With that in mind, it makes sense for the team to have taken a quantity-over-quality approach to adding bullpen arms, anticipating a need for any warm bodies who can slot in during the season. In addition to the nine pitchers who are on the 40-man roster but not projected to break camp, the Angels will be expecting former closer José Quijada to make a midseason return from Tommy John surgery and could have other rookies waiting in the wings from their all-pitcher draft three seasons ago. But an abundance of arms is no guarantee of success. Prior to Stephenson’s signing, no Angel reliever had a projected ERA- of 95 or better; the Rays, on the other hand, have nine such arms.
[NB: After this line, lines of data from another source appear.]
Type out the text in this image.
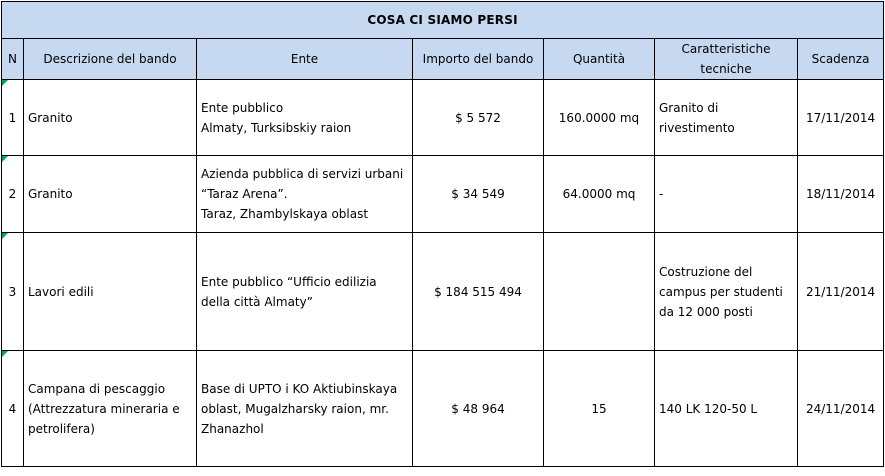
COSA CI SIAMO PERSI						
N	Descrizione del bando	Ente	Importo del bando	Quantità	Caratteristiche
tecniche	Scadenza

1	Granito	Ente pubblico
Almaty, Turksibskiy raion	$ 5 572	160.0000 mq	Granito di
rivestimento	17/11/2014

2	Granito	Azienda pubblica di servizi urbani
“Taraz Arena”.
Taraz, Zhambylskaya oblast	$ 34 549	64.0000 mq	-	18/11/2014

3	Lavori edili	Ente pubblico “Ufficio edilizia
della città Almaty”	$ 184 515 494		Costruzione del
campus per studenti
da 12 000 posti	21/11/2014

4	Campana di pescaggio
(Attrezzatura mineraria e
petrolifera)	Base di UPTO i KO Aktiubinskaya
oblast, Mugalzharsky raion, mr.
Zhanazhol	$ 48 964	15	140 LK 120-50 L	24/11/2014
Prior to the 2022 season, the Angels inked three relievers to multi-year contracts with the hope of elevating a staff that had ranked 23rd in ERA- the year prior. Two years later, Aaron Loup and Ryan Tepera were each designated for assignment following uninspiring tenures, while star closer Raisel Iglesias was traded away functionally for free in a cost-cutting move. Since then, their relief corps has only gotten worse, bottoming out last season with a collective 4.88 ERA and 0.6 WAR. For this team to remotely sniff success in the near future, they’ll need to quickly rebuild in an area they’ve been bleeding value for the better part of a decade. And Stephenson, the best reliever left on the market, is a solid place to start.